Traditional employee development relies on two main components. The first is an online learning management system, with virtual course content and videos. The second is in-class seminars that are usually half-day or full-day learning events. Both of these components rely significantly on courses and classes
The problem, however, is that this isn’t the best way for employees to learn. For starters, most of what employees learn through training courses is forgotten within a year. The generally accepted solution is repetition and reinforcement of learning. But we can’t have employees enrolled in courses and attending seminars year-round. It’s not efficient.
Instead, employee development is evolving to rely on more ongoing personalized relationships through coaching and mentoring.
Coaching and mentoring aren’t just fads. My company recently surveyed HR professionals about the current and future state of corporate mentoring and coaching, and our respondents predicted that coaching and mentoring will only become more important over the next few years.
In this article, I’ll explain why coaching and mentoring programs are growing in popularity and how you can incorporate them into your workplace development strategy. (Full disclosure: My company offers a mentorship platform, but this article will focus on ways your company can set up mentorship programs on your own.)
Employees value learning and will stay with companies longer if they offer it. But the science of learning calls into question the effectiveness of online courses. Modern research reveals that learning is about repetition and integration: Topics need to be reinforced multiple times before true learning takes place, and learning must be integrated into practical settings or else it is forgotten.
Connecting employees with coaches and mentors helps them learn the way modern science calls for in a couple of ways.
Firstly, meeting with a coach or mentor once or twice a month creates the repetition necessary for learning. Employees anticipate their next meeting, so there’s positive accountability to apply what they learned in the previous meeting.
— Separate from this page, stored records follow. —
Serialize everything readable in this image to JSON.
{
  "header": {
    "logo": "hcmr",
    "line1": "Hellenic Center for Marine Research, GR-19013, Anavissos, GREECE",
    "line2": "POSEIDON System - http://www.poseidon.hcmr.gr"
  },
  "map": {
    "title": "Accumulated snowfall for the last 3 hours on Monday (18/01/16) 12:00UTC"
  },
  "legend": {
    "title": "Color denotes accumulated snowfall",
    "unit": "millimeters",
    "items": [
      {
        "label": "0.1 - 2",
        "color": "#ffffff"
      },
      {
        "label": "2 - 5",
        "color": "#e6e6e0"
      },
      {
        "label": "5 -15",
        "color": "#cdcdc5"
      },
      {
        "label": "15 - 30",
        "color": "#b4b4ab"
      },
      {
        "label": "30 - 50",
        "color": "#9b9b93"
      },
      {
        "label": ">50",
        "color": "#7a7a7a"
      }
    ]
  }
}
Likewise, the frequency of meetings helps keep what’s learned top of mind.
Secondly, the advice that workplace coaches and mentors provide is hyper-focused on the employee’s unique situation. In successful coaching and mentoring relationships, it’s the mentee’s responsibility to drive the relationship. They come to each session with their goals for the discussion. In this way, what’s learned is directly applicable to their situation.
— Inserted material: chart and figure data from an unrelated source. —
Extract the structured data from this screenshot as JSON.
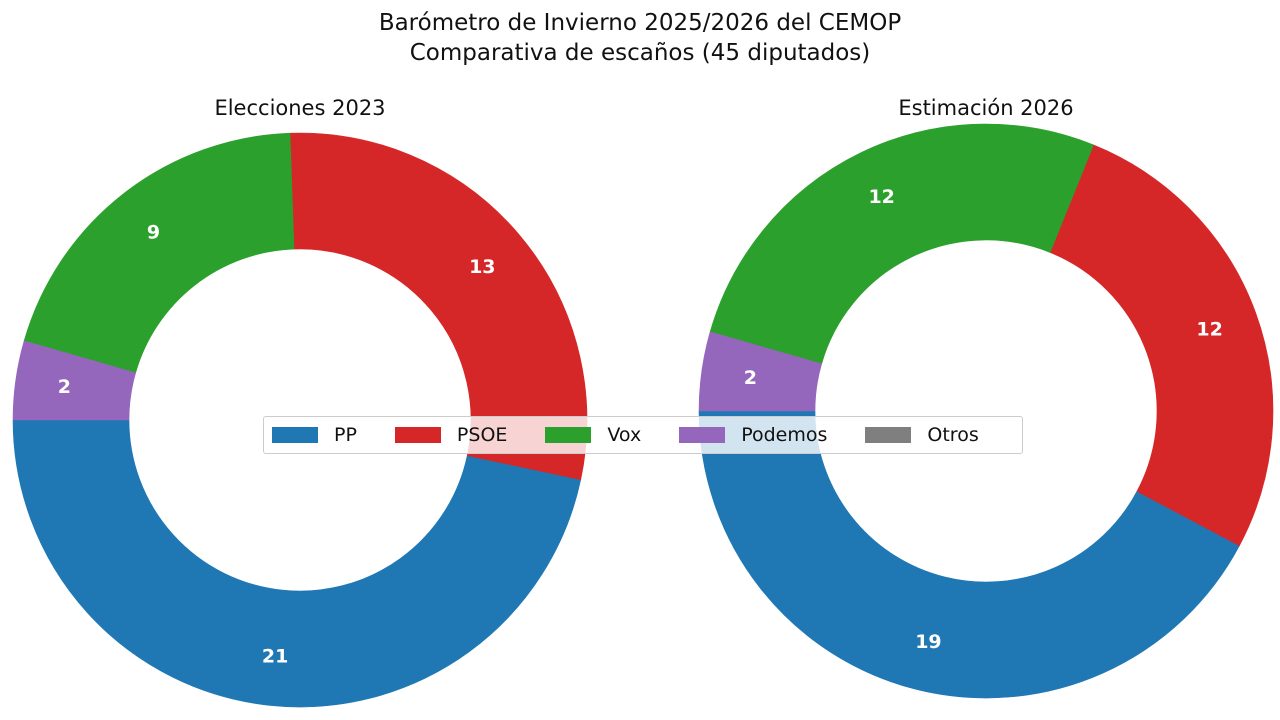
{
  "title": {
    "line1": "Barómetro de Invierno 2025/2026 del CEMOP",
    "line2": "Comparativa de escaños (45 diputados)"
  },
  "colors": {
    "PP": "#1f77b4",
    "PSOE": "#d62728",
    "Vox": "#2ca02c",
    "Podemos": "#9467bd",
    "Otros": "#7f7f7f"
  },
  "legend": [
    "PP",
    "PSOE",
    "Vox",
    "Podemos",
    "Otros"
  ],
  "chart_data": [
    {
      "type": "pie",
      "style": "donut",
      "title": "Elecciones 2023",
      "categories": [
        "PP",
        "PSOE",
        "Vox",
        "Podemos",
        "Otros"
      ],
      "values": [
        21,
        13,
        9,
        2,
        0
      ],
      "data_labels": [
        "21",
        "13",
        "9",
        "2",
        ""
      ]
    },
    {
      "type": "pie",
      "style": "donut",
      "title": "Estimación 2026",
      "categories": [
        "PP",
        "PSOE",
        "Vox",
        "Podemos",
        "Otros"
      ],
      "values": [
        19,
        12,
        12,
        2,
        0
      ],
      "data_labels": [
        "19",
        "12",
        "12",
        "2",
        ""
      ]
    }
  ]
}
Coaching and mentoring offer a more personalized approach to learning. Learning and development leaders are recognizing this and adjusting accordingly.
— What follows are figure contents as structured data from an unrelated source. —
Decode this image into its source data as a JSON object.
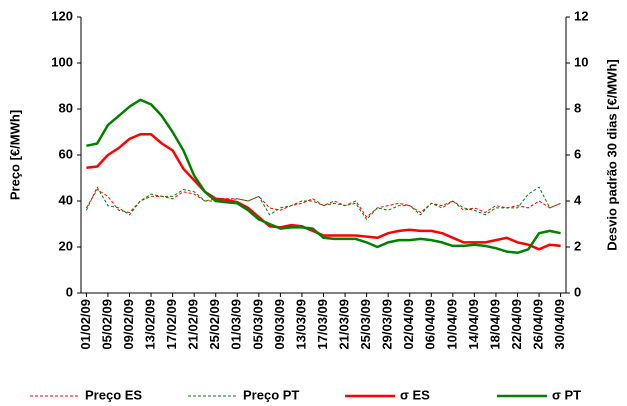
{
  "chart_data": {
    "type": "line",
    "categories": [
      "01/02/09",
      null,
      "05/02/09",
      null,
      "09/02/09",
      null,
      "13/02/09",
      null,
      "17/02/09",
      null,
      "21/02/09",
      null,
      "25/02/09",
      null,
      "01/03/09",
      null,
      "05/03/09",
      null,
      "09/03/09",
      null,
      "13/03/09",
      null,
      "17/03/09",
      null,
      "21/03/09",
      null,
      "25/03/09",
      null,
      "29/03/09",
      null,
      "02/04/09",
      null,
      "06/04/09",
      null,
      "10/04/09",
      null,
      "14/04/09",
      null,
      "18/04/09",
      null,
      "22/04/09",
      null,
      "26/04/09",
      null,
      "30/04/09"
    ],
    "y_label": "Preço [€/MWh]",
    "y2_label": "Desvio padrão 30 dias [€/MWh]",
    "ylim": [
      0,
      120
    ],
    "yticks": [
      0,
      20,
      40,
      60,
      80,
      100,
      120
    ],
    "y2lim": [
      0,
      12
    ],
    "y2ticks": [
      0,
      2,
      4,
      6,
      8,
      10,
      12
    ],
    "series": [
      {
        "name": "Preço ES",
        "color": "#ff0000",
        "linestyle": "dashed",
        "values": [
          37,
          45,
          42,
          36,
          35,
          40,
          42,
          42,
          41,
          44,
          43,
          40,
          41,
          41,
          41,
          40,
          42,
          37,
          36,
          38,
          39,
          41,
          38,
          40,
          38,
          40,
          33,
          37,
          38,
          39,
          38,
          35,
          39,
          38,
          40,
          36,
          37,
          35,
          38,
          37,
          38,
          37,
          40,
          37,
          39
        ]
      },
      {
        "name": "Preço PT",
        "color": "#008000",
        "linestyle": "dashed",
        "values": [
          36,
          46,
          38,
          37,
          34,
          40,
          43,
          42,
          42,
          45,
          44,
          40,
          40,
          40,
          41,
          40,
          42,
          34,
          37,
          38,
          40,
          40,
          38,
          39,
          38,
          39,
          32,
          37,
          36,
          38,
          38,
          34,
          39,
          37,
          40,
          37,
          36,
          34,
          37,
          37,
          37,
          43,
          46,
          37,
          39
        ]
      },
      {
        "name": "σ ES",
        "color": "#ff0000",
        "linestyle": "solid",
        "axis": "y2",
        "values": [
          5.45,
          5.5,
          6.0,
          6.3,
          6.7,
          6.9,
          6.9,
          6.5,
          6.2,
          5.4,
          4.9,
          4.4,
          4.1,
          4.05,
          3.95,
          3.7,
          3.3,
          2.9,
          2.85,
          2.95,
          2.9,
          2.7,
          2.5,
          2.5,
          2.5,
          2.5,
          2.45,
          2.4,
          2.6,
          2.7,
          2.75,
          2.7,
          2.7,
          2.6,
          2.4,
          2.2,
          2.2,
          2.2,
          2.3,
          2.4,
          2.2,
          2.1,
          1.9,
          2.1,
          2.05
        ]
      },
      {
        "name": "σ PT",
        "color": "#008000",
        "linestyle": "solid",
        "axis": "y2",
        "values": [
          6.4,
          6.5,
          7.3,
          7.7,
          8.1,
          8.4,
          8.2,
          7.7,
          7.0,
          6.2,
          5.1,
          4.4,
          4.0,
          3.95,
          3.9,
          3.6,
          3.2,
          3.0,
          2.8,
          2.85,
          2.85,
          2.8,
          2.4,
          2.35,
          2.35,
          2.35,
          2.2,
          2.0,
          2.2,
          2.3,
          2.3,
          2.35,
          2.3,
          2.2,
          2.05,
          2.05,
          2.1,
          2.05,
          1.95,
          1.8,
          1.75,
          1.9,
          2.6,
          2.7,
          2.6
        ]
      }
    ]
  }
}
McKinsey’s ACADEMIES framework outlines the nine dimensions of an effective L&D initiative. One dimension that’s pertinent to this discussion is the “Design of Learning Journeys.”
McKinsey highlights the issue with many learning and development programs: Employees and leaders are time-constrained, so classroom learning is challenging to arrange. Likewise, the delivery often fails to blend knowledge into the actual job.
An effective learning journey builds on classroom learning, offering “continuous learning opportunities that take place over a period of time and include… fieldwork, pre- and post-classroom digital learning, social learning, on-the-job coaching and mentoring, and short workshops.”
McKinsey also includes scalability as one of its nine dimensions. It’s crucial to have a scalable L&D solution in place, but many companies conflate “scalable” with “replicable”; they opt for a module-based learning program that can be easily distributed.
Instead of a scalable course, try a scalable mentorship and coaching program, which may be more effective than a course-based learning solution.
In the same McKinsey report, they highlight the importance of the 70:20:10 framework for L&D programs. In this framework, 70% of learning takes place on the job, 20% occurs through interaction and collaboration and 10% occurs through classroom training and curricula.
By this logic, the most important learning and development experience a person can have is person-to-person interaction. Mentorship and coaching support both the 70% and the 20% of learning; they can be tailored to suit on-the-job learning and collaborative learning experiences. In short, having a mentor or coach embeds the learning process into day-to-day experiences.
There are many ways that mentoring and coaching can take place at work. Perhaps a newer employee forms a friendship with someone more experienced, and a natural coaching relationship forms to speed up the onboarding process. Or sometimes employees see the benefits of mentorship and deliberately seek out a mentor.
To capture the full benefits of coaching and mentoring, however, organizations need to formalize it by including coaching and mentoring in their L&D initiatives.
W. Brad Johnson, author of Athena Rising: How and Why Men Should Mentor Women, shared in a recent conversation on my company’s podcast that leaders can’t simply rely on chemistry between employees to form mentorship and coaching relationships. This can perpetuate inequality and keep the benefits of mentorship from reaching those employees who need it most.
Based on my company’s observations, a formal mentorship program should include these key components (this is an overview of the steps my company unpacks in our guide to starting a mentoring program):
• A clear definition of roles, expectations and benefits
• Matching based on skill set, interests and goals
• Regular check-ins with the mentor/mentee pairings
• Monitoring for success and tracking progress in achieving objectives
What seems like an investment of time and money at first glance will soon prove to be invaluable for any organization looking to develop its employees. What does your L&D strategy currently include? Are you ready to include coaching and mentoring?